Nichtsdestotrotz erwartete den Spieler ein Spiel, welches es bislang, in dieser Art und Weise, noch nicht gegeben hat. Rockstar gelang es in seinem Mammutprojekt eine wahrhaft lebendige Stadt zu erschaffen, die man regelrecht atmen hören kann.

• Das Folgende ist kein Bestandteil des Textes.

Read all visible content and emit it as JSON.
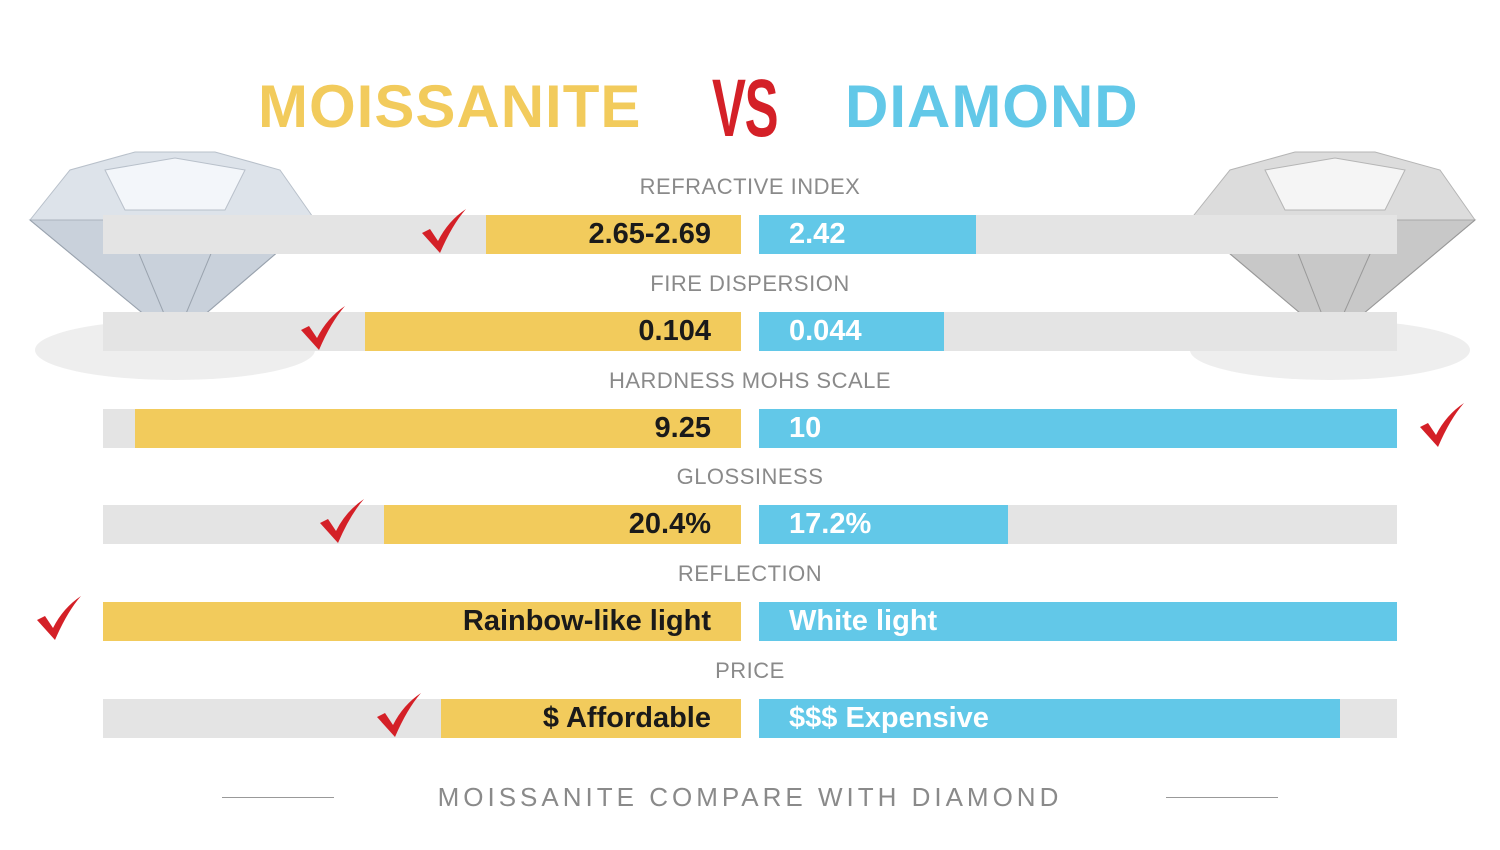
{
  "header": {
    "left_title": "MOISSANITE",
    "vs": "VS",
    "right_title": "DIAMOND"
  },
  "colors": {
    "moissanite": "#f2cb5c",
    "diamond": "#62c8e8",
    "track": "#e4e4e4",
    "check": "#d42027",
    "vs": "#d42027"
  },
  "chart_data": {
    "type": "bar",
    "orientation": "diverging-horizontal",
    "series": [
      {
        "name": "MOISSANITE"
      },
      {
        "name": "DIAMOND"
      }
    ],
    "rows": [
      {
        "label": "REFRACTIVE INDEX",
        "left_text": "2.65-2.69",
        "right_text": "2.42",
        "left_fill_pct": 40,
        "right_fill_pct": 34,
        "winner": "left"
      },
      {
        "label": "FIRE DISPERSION",
        "left_text": "0.104",
        "right_text": "0.044",
        "left_fill_pct": 59,
        "right_fill_pct": 29,
        "winner": "left"
      },
      {
        "label": "HARDNESS MOHS SCALE",
        "left_text": "9.25",
        "right_text": "10",
        "left_fill_pct": 95,
        "right_fill_pct": 100,
        "winner": "right"
      },
      {
        "label": "GLOSSINESS",
        "left_text": "20.4%",
        "right_text": "17.2%",
        "left_fill_pct": 56,
        "right_fill_pct": 39,
        "winner": "left"
      },
      {
        "label": "REFLECTION",
        "left_text": "Rainbow-like light",
        "right_text": "White light",
        "left_fill_pct": 100,
        "right_fill_pct": 100,
        "winner": "left"
      },
      {
        "label": "PRICE",
        "left_text": "$ Affordable",
        "right_text": "$$$ Expensive",
        "left_fill_pct": 47,
        "right_fill_pct": 91,
        "winner": "left"
      }
    ]
  },
  "footer": {
    "caption": "MOISSANITE COMPARE WITH DIAMOND"
  },
  "icons": {
    "winner": "checkmark-icon",
    "images": [
      "moissanite-gem-image",
      "diamond-gem-image"
    ]
  }
}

Leider Gottes konnte einen das Spiel dermaßen in seinen Bann ziehen, dass man selbiges nur allzuschnell beendet hatte. Ich persönlich konnte teilweise einfach nicht mehr von dem Spiel wegkommen, weil es mich einfach zu sehr interessiert hat, wie sich die Story weiter entwickeln würde. Nach knapp 30h flimmerte dann schließlich das letzte Video über den Bildschirm. Und leider krankte auch dieser GTA Teil, an den Problemen seiner Vorgänger. Nach dem Beenden des Hauptplottes verliert das Spiel allerdings zu schnell an Reiz.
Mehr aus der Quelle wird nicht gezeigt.